Estos serían los bienaventurados de nuestro tiempo:
Las personas pobres de espíritu, que viven sencillamente y no corren angustiadas tras la riqueza, el poder y la gloria ni ponen el placer y el bienestar como metas supremas de la vida.
Las personas sufridas, no violentas, que tienen criterios cristianos y los mantienen, pero no los imponen a gritos ni con las armas porque saben que todos los seres humanos hemos nacido del mismo Padre Dios.
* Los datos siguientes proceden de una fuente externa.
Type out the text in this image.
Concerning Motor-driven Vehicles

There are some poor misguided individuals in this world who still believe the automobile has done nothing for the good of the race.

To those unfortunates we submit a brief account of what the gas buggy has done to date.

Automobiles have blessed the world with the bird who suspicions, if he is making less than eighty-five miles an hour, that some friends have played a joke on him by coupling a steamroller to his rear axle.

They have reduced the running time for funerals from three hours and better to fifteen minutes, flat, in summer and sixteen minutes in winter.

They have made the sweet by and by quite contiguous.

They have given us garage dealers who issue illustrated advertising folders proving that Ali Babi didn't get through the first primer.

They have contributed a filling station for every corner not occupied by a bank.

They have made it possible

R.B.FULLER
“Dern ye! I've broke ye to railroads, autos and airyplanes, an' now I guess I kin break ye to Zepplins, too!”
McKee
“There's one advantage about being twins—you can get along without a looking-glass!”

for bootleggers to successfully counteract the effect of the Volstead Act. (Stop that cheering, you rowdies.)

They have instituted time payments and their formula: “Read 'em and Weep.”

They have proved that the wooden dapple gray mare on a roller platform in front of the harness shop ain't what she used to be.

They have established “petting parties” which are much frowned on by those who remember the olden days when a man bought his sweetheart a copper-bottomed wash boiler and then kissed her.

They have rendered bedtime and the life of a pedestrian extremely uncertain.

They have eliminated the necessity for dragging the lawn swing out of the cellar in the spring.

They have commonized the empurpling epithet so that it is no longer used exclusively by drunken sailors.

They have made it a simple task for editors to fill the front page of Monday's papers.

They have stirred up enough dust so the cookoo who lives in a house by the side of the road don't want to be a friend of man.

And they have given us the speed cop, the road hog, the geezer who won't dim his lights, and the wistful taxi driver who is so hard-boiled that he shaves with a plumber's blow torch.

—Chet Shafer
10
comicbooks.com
Las personas limpias de corazón y de mirada limpia que como no tienen doblez en sus vidas no creen que exista en la del prójimo. Que no se mueven por la envidia u orgullo. Y son fieles a su propia conciencia.
Las personas misericordiosas, dispuestas siempre a la comprensión, a la tolerancia, al perdón, al juicio misericordioso.
Las personas que han llorado sin que las lágrimas hayan dejado rencores en su vida.
Las personas que tienen hambre y sed de justicia y que, por eso, no les gusta su mundo pero, como es el suyo, no lo odian sino que lo aman e intentan cambiarlo. Y trabajan voluntariamente por el bien de los demás.
¡Qué bien recoge el espíritu de las bienaventuranzas la hermosa oración de San Francisco de Asís!:
Señor, haz de mí un instrumento de tu paz.
Donde haya odio, que yo ponga amor.
Donde haya ofensa, que yo ponga perdón.
Donde haya discordia, que yo ponga unión.
Donde haya error, que yo ponga verdad
Donde haya duda, que yo ponga fe.
Donde haya desesperanza, que yo ponga esperanza.
Donde haya tiniebla, que yo ponga luz.
Donde haya tristeza, que yo ponga alegría
Haz que yo no busque tanto
El ser consolado como el consolar,
El ser comprendido como el comprender,
El ser amado como el amar.
Porque dando es como se recibe.
Olvidándose de sí mismo
Es como se encuentra a sí mismo.
Perdonando es como se obtiene perdón.
Muriendo es como se resucita para la vida eterna.